The Flushing–Main Street station was originally built as part of the Dual Contracts between the Interborough Rapid Transit Company (IRT) and the Brooklyn–Manhattan Transit Corporation (BMT). It opened on January 21, 1928, completing the segment of the Flushing Line in Queens. Although plans existed for the line to be extended east of the station, such an extension was never built. The station was renovated in the 1990s.
The passenger count in 2015 for the station was 19,082,391, making it the 12th busiest station system-wide, the busiest station in Queens, and the busiest station outside of Manhattan.

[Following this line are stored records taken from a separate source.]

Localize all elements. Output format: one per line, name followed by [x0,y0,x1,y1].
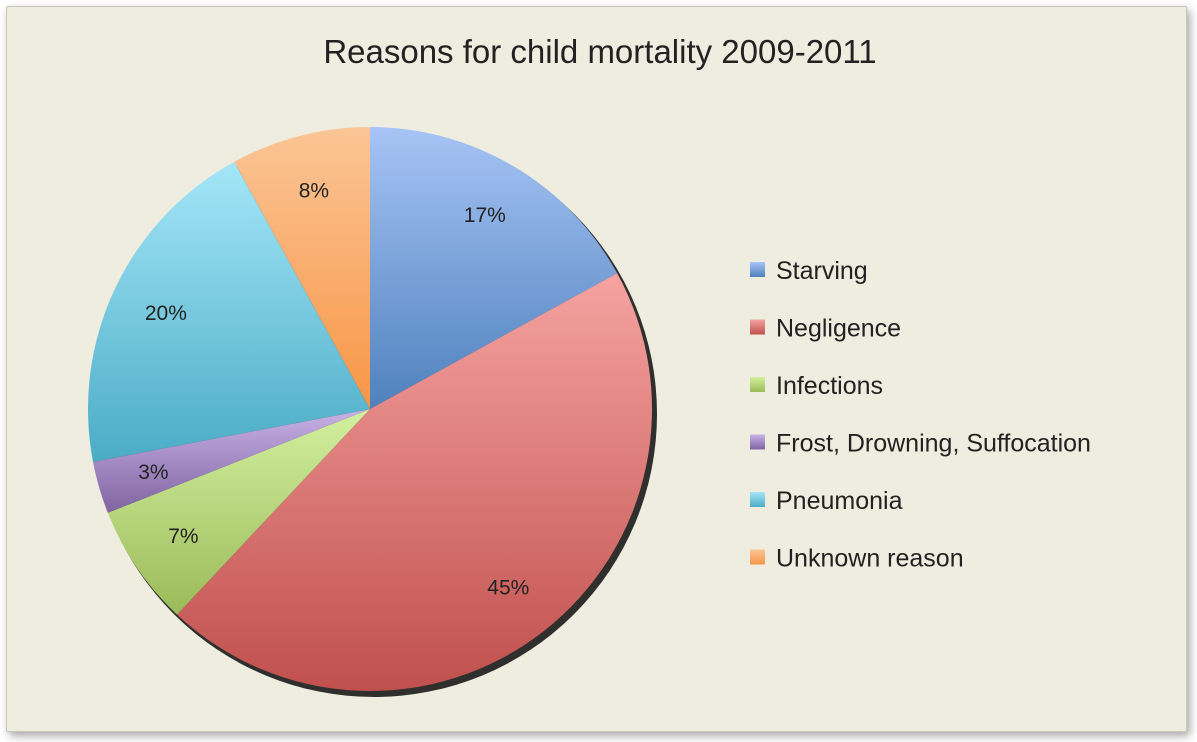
legend-label-frost-drowning-suffocation: Frost, Drowning, Suffocation [776,430,1091,458]
pie-slice-frost-drowning-suffocation [92,409,371,513]
legend-swatch-unknown-reason [750,549,765,565]
chart-area: Reasons for child mortality 2009-2011 17… [6,6,1187,732]
legend-label-infections: Infections [776,372,883,400]
pie-slice-starving [370,127,618,409]
legend-swatch-negligence [750,319,765,335]
legend-swatch-starving [750,262,765,277]
pie-slice-unknown-reason [234,127,370,409]
slice-labels: 17% 45% 7% 3% 20% 8% [138,180,529,600]
pie-chart: Reasons for child mortality 2009-2011 17… [87,33,1091,697]
data-label-unknown-reason: 8% [299,180,329,203]
data-label-starving: 17% [464,204,506,227]
data-label-frost-drowning-suffocation: 3% [138,461,168,484]
data-label-infections: 7% [168,525,198,548]
data-label-negligence: 45% [487,576,529,599]
legend-label-unknown-reason: Unknown reason [776,545,964,573]
legend: Starving Negligence Infections Frost, Drown… [750,257,1091,573]
pie-slice-pneumonia [87,161,371,462]
legend-label-pneumonia: Pneumonia [776,487,903,515]
legend-label-starving: Starving [776,257,868,285]
legend-swatch-frost-drowning-suffocation [750,434,765,450]
legend-label-negligence: Negligence [776,315,901,343]
legend-swatch-infections [750,377,765,392]
pie-slice-negligence [176,273,652,691]
pie-slices [87,127,652,691]
chart-title: Reasons for child mortality 2009-2011 [323,33,876,70]
data-label-pneumonia: 20% [145,302,187,325]
pie-slice-infections [107,409,371,615]
legend-swatch-pneumonia [750,492,765,507]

The station was constructed under the Dual Contracts as part of an extension of the Flushing Line past 103rd Street–Corona Plaza. At the time of the line's planning in the 1910s, Downtown Flushing was a quiet Dutch-colonial-style village; what is now Roosevelt Avenue in the area was known as Amity Street, a major commercial thoroughfare in the neighborhood. It was decided to build the station underground due to local opposition to the disturbances, loss of property value, and the required widening of Amity Street that an elevated line would bring. Thus, it is one of only seven underground stations on the Flushing Line, one of three underground stations on the line in Queens, and the only underground station east of Queensboro Plaza. Construction of the station and the double-deck bridge over the Flushing Creek began on April 21, 1923, with the station built via cut-and-cover methods. The bridge was completed in 1927, and the station opened on January 21, 1928, over a decade after the line began operation.